Die Regierung scheint in einem separaten Rahmen zu operieren, in dem die Bestimmungen zur Terrorismusbekämpfung und zur Cybersicherheit den Zugang zu personenbezogenen Daten ausweiten, auch wenn der kommerzielle Zugang schrumpft. Da Unternehmen bei der Erfassung und Weitergabe personenbezogener Daten größeren Einschränkungen ausgesetzt sind, erhält die Regierung neue Befugnisse und Instrumente, um dies zu tun, und hebt eine akute Diskrepanz zwischen den Konzepten des kommerziellen und des institutionellen Datenschutzes hervor.

Aber China lässt nicht zu, dass eine mangelnde Lösung dieser Probleme seine Pläne behindert. Das ultimative Ziel ist es, ein Modell zu entwickeln, das eindeutig der bestehenden Regierungsdynamik entspricht: Ein Modell, das das Vertrauen der Nutzer in eine ansonsten prosperierende digitale Wirtschaft fördert, jedoch nicht die Fähigkeit der Regierung untergräbt, die soziale Kontrolle beizubehalten und durchzusetzen.
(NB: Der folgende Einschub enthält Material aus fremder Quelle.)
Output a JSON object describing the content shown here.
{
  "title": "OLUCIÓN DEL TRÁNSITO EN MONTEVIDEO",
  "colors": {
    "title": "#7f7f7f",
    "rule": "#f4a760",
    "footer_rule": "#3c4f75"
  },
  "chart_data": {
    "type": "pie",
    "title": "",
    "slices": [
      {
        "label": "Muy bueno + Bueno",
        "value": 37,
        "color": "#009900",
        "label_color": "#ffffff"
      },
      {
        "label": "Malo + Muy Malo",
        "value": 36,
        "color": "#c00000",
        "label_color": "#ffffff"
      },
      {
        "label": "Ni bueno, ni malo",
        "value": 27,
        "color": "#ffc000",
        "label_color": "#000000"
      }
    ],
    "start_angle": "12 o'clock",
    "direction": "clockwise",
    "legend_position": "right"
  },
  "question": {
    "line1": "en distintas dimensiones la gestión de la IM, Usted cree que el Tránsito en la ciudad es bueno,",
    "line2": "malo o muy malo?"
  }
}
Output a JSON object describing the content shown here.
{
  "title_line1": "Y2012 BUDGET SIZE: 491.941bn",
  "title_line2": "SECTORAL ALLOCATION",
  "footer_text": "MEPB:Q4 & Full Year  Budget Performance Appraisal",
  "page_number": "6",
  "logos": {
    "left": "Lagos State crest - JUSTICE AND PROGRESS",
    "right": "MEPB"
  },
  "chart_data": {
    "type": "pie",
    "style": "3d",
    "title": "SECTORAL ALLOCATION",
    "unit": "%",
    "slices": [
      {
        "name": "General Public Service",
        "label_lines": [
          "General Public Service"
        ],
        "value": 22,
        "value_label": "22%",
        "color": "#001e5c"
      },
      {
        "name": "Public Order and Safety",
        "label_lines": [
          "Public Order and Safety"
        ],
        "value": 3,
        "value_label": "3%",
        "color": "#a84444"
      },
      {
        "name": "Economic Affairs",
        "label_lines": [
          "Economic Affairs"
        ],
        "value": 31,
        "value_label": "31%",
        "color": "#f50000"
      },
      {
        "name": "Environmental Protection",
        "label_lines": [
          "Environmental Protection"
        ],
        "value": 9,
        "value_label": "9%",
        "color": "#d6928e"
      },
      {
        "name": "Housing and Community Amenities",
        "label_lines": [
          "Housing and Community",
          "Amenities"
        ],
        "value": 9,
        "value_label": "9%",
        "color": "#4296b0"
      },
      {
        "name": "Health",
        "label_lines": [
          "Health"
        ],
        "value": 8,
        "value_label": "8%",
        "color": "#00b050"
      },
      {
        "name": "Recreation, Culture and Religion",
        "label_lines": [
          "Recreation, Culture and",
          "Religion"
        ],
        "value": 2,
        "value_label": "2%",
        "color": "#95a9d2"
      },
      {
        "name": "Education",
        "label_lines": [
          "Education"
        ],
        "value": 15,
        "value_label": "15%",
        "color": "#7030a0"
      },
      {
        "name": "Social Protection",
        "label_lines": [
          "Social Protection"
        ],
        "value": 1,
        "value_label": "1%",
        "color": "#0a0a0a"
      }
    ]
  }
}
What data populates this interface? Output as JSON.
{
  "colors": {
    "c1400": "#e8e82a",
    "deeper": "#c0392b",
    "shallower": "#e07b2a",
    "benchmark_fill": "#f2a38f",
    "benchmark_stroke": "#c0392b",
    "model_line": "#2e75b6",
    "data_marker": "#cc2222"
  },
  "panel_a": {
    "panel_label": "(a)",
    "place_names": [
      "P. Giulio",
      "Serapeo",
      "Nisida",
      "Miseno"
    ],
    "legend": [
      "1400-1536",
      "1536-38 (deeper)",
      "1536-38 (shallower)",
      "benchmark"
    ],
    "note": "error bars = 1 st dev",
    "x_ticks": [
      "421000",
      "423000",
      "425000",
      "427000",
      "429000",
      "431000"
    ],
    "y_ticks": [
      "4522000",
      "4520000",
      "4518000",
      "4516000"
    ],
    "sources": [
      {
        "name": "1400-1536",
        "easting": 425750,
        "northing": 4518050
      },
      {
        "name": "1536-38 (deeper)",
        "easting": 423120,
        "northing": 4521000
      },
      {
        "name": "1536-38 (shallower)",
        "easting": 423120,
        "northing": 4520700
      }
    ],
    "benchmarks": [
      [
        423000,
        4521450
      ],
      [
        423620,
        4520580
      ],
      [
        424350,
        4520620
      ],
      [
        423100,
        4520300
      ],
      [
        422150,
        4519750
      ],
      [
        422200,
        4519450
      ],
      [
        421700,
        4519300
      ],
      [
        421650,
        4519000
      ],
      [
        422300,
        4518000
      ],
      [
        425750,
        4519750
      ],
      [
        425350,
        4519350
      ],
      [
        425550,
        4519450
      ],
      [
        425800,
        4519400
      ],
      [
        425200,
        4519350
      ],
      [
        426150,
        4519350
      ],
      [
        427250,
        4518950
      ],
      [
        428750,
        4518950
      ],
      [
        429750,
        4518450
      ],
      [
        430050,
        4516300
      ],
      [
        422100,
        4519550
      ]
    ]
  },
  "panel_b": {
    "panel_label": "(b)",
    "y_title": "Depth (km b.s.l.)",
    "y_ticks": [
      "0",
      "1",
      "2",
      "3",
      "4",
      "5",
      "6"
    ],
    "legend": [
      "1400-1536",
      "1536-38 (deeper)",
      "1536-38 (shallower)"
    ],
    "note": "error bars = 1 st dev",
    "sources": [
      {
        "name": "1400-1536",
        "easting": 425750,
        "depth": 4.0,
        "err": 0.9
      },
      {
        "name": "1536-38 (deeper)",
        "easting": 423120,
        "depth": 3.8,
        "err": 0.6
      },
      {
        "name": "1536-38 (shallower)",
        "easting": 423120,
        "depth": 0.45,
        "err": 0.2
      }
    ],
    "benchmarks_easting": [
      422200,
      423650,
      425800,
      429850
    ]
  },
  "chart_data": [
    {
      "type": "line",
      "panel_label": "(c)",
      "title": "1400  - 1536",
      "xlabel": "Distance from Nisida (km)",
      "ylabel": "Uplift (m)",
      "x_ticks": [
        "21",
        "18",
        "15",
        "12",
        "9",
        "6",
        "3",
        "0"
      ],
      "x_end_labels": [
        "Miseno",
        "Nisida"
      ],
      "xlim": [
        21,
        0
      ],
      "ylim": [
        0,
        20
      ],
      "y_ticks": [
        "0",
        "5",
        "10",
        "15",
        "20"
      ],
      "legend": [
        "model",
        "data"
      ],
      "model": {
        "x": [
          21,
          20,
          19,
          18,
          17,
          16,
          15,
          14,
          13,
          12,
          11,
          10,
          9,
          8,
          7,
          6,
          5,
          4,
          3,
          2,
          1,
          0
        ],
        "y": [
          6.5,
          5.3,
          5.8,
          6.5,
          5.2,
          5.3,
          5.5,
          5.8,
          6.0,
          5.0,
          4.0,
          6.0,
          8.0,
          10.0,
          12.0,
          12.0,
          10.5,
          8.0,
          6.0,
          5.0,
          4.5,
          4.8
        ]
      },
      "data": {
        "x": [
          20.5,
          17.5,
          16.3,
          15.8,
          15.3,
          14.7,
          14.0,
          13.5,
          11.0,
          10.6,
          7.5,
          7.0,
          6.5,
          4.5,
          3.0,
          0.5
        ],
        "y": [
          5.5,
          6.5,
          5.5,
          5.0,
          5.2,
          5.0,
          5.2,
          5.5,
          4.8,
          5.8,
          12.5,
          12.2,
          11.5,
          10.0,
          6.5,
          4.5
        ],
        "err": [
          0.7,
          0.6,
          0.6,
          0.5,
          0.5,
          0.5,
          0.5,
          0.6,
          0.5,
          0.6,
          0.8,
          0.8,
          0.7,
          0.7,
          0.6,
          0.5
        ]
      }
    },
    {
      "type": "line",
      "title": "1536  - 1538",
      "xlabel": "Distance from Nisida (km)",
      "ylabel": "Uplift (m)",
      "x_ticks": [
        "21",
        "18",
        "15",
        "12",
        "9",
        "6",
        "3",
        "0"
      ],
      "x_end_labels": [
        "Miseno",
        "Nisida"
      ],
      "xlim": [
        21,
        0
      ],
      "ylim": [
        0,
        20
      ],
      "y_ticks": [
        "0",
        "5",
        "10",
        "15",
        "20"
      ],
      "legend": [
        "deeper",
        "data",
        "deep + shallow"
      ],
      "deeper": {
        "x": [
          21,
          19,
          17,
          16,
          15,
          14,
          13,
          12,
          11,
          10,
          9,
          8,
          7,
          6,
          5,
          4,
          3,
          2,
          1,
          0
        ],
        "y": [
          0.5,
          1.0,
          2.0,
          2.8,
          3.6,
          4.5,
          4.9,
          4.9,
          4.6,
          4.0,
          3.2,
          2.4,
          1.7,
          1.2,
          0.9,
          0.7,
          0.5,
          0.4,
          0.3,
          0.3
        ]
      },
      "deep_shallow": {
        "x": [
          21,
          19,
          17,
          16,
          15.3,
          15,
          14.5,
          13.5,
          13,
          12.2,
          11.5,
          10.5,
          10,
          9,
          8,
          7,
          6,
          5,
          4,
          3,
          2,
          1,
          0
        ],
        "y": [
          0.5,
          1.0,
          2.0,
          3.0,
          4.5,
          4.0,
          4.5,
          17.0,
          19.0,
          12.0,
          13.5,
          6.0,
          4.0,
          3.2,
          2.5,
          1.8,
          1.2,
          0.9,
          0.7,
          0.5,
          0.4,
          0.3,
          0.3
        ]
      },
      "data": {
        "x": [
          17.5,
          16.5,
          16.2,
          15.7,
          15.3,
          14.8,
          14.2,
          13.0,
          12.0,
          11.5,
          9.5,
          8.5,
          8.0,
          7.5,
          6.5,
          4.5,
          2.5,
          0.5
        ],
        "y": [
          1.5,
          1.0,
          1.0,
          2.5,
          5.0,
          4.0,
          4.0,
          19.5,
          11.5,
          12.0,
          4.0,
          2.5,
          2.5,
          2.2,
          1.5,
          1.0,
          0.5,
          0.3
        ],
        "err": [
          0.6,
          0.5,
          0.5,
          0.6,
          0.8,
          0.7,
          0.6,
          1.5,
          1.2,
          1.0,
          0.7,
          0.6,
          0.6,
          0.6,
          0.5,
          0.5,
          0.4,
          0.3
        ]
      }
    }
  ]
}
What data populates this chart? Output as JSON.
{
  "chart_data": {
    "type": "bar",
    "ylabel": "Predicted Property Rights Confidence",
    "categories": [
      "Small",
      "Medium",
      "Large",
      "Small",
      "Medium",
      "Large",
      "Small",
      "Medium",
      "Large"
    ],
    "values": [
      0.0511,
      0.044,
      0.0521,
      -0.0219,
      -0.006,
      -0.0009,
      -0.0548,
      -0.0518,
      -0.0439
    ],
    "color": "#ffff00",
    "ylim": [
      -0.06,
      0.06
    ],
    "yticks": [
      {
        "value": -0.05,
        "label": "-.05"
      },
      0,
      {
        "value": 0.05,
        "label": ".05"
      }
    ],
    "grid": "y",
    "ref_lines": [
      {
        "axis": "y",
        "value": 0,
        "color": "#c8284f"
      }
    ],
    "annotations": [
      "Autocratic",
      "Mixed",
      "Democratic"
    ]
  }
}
In Wahrheit ist China nicht das einzige Land, in dem es um Fragen der Privatsphäre geht. Doppelte Standards bei den Datenschutzbestimmungen sind weltweit zu finden: Der Oberste Gerichtshof der USA bietet einen relativ starken Schutz vor der Erhebung staatlicher Daten, bietet jedoch nur wenig in Bezug auf Verbraucherschutzgesetze. Diese Dynamik kehrt sich in Europa um, mit festen Beschränkungen für Unternehmen und vergleichsweise nachgiebigen Vorschriften für die Regierungstätigkeit.

In Großbritannien traten die Bestimmungen der DSGVO gleichzeitig mit dem Investigatory Powers Act in Kraft: Sie verschärften die Regierungsgewalt der Unternehmen und statten die Regierung mit umfassenden und nahezu beispiellosen Überwachungsmöglichkeiten aus.

Diese Dynamik spiegelt eine wachsende konzeptionelle Doppelmoral in der digitalen Politik auf der ganzen Welt wider, in der Regierungen große Unternehmen für Verstöße zur Verantwortung ziehen, die im Vergleich zu ihren eigenen blass sind. Dies wirft wichtige Fragen zur Subjektivität unserer digitalen Freiheiten auf, da das Recht auf Privatsphäre von der Art des Eindringlings abhängt.

Unabhängig von ihren Beweggründen ist es klar, dass die chinesische Regierung versucht, Unternehmen für den Missbrauch personenbezogener Daten im privaten Sektor stärker zur Rechenschaft zu ziehen.

Diese Vorschriften werden wahrscheinlich einen Präzedenzfall schaffen, der die internationale Gesetzgebung in den kommenden Jahren prägen wird und Regierungen auf der ganzen Welt dazu motiviert, die Schrauben ihres eigenen Schutzes weiter anzuziehen.

Da die Verarbeitung personenbezogener Daten im Zuge der Entstehung von KI, Big Data und Smart Cities rasant zunimmt, kann ein strengerer Rahmen für das Datenmanagement nur begrüßt werden.

 

Dieser Artikel wurde ursprünglich auf Channel News Asia veröffentlicht.